Share

Hidup Itu Seperti Nada

Author: Juniarth
last update Last Updated: 2023-03-09 22:30:30

Keesokan harinya setelah aku pulang bekerja, rumah masih sama panasnya dengan cuaca musim kemarau. Bahkan panasnya bisa mengiris kulit tubuhku namun aku berusaha menebalkan telinga. Memangnya dimana lagi aku akan tinggal selain di ruamh ini?

"Kenapa dia masih tidur di rumah ini?!"

"Paa, Lilyah itu anakmu! Kalau kamu ngusir dia, mau tidur dimana malam-malam begini?"

"Apa kamu lupa? Kalau anakmu itu perempuan nakal?! Harusnya kamu nggak perlu khawatir dia bakal kenapa-napa karena dia udah akrab sama yang namanya dunia malam!"

"Hati-hati kalau berucap, Paa! Lilyah itu anakmu!"

"Kalau dia bukan perempuan nakal, dia nggak bakal tidur sama lelaki lain padahal sebentar lagi mau menikah! Itu namanya perempuan yang nggak bisa menjaga harga dirinya!"

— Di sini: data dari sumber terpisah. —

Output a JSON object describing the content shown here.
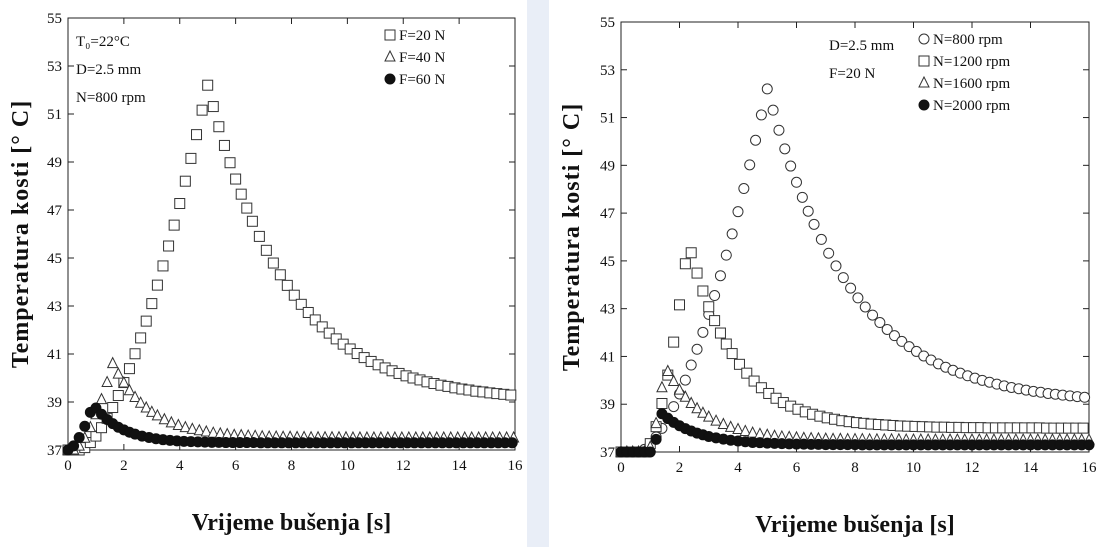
{
  "chart_data": [
    {
      "type": "scatter",
      "xlabel": "Vrijeme bušenja [s]",
      "ylabel": "Temperatura kosti [° C]",
      "xlim": [
        0,
        16
      ],
      "ylim": [
        37,
        55
      ],
      "x_ticks": [
        "0",
        "2",
        "4",
        "6",
        "8",
        "10",
        "12",
        "14",
        "16"
      ],
      "y_ticks": [
        "37",
        "39",
        "41",
        "43",
        "45",
        "47",
        "49",
        "51",
        "53",
        "55"
      ],
      "grid": false,
      "legend_position": "top-right",
      "annotations": [
        "T₀=22°C",
        "D=2.5 mm",
        "N=800 rpm"
      ],
      "series": [
        {
          "name": "F=20 N",
          "marker": "square",
          "peak_x": 5.0,
          "peak_y": 52.2
        },
        {
          "name": "F=40 N",
          "marker": "triangle",
          "peak_x": 1.6,
          "peak_y": 40.6
        },
        {
          "name": "F=60 N",
          "marker": "circle-filled",
          "peak_x": 0.9,
          "peak_y": 38.9
        }
      ]
    },
    {
      "type": "scatter",
      "xlabel": "Vrijeme bušenja [s]",
      "ylabel": "Temperatura kosti [° C]",
      "xlim": [
        0,
        16
      ],
      "ylim": [
        37,
        55
      ],
      "x_ticks": [
        "0",
        "2",
        "4",
        "6",
        "8",
        "10",
        "12",
        "14",
        "16"
      ],
      "y_ticks": [
        "37",
        "39",
        "41",
        "43",
        "45",
        "47",
        "49",
        "51",
        "53",
        "55"
      ],
      "grid": false,
      "legend_position": "top-right",
      "annotations": [
        "D=2.5 mm",
        "F=20 N"
      ],
      "series": [
        {
          "name": "N=800  rpm",
          "marker": "circle",
          "peak_x": 5.0,
          "peak_y": 52.2
        },
        {
          "name": "N=1200 rpm",
          "marker": "square",
          "peak_x": 2.3,
          "peak_y": 45.8
        },
        {
          "name": "N=1600 rpm",
          "marker": "triangle",
          "peak_x": 1.5,
          "peak_y": 40.6
        },
        {
          "name": "N=2000 rpm",
          "marker": "circle-filled",
          "peak_x": 1.4,
          "peak_y": 38.6
        }
      ]
    }
  ]
}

Kedua orang tuaku masih saja berdebat soal terungkapnya foto-foto terlaknatku dengan lelaki misterius itu. Entah siapa pengirimnya, aku dan Mama tidak tahu menahu soal itu.

"Asal kamu tahu ya, Ma. Foto Lilyah ikut tersebar di grup dasawisma perumahan kita!"

"Apa?" tanya Mama begitu terkejut. 

"Menurutmu? Apa yang nggak lebih bikin aku sebagai kepala keluarga nggak tambah murka? Sudah dihina para tetangga karena punya anak nggak beretika kayak dia, fotonya kesebar pula. Ini wajahku kerasanya kayak dilempari kotoran sapi, Ma!"

"Papa kata siapa kalau foto Lilyah ada di grup dasawisma perumahan kita?"

"Sepulang kerja tadi Papa dihadang Pak RT di depan rumahnya. Lalu dilihatkan foto menjijikkan anakmu yang nggak tahu malu itu!"

Mama nampak menunduk sedih sambil mengusap dadanya. 

"Lalu Pak RT bilang kalau keluarga kita lebih baik pergi dari perumahan ini biar nggak ngasih pengaruh jelek! Tapi Papa nggak mau pindah karena yang bikin malu itu Lilyah, jadi dia yang harus pergi dari rumah ini!"

***

Tiga hari berlalu.

Suasana rumah tidak pernah syahdu. Hanya terdengar kata-kata pilu menyayat kalbu. Ditambah desakan dari ibu mertua agar aku segera melepaskan Ishak atau aku justru terlihat seperti perempuan tidak tahu malu.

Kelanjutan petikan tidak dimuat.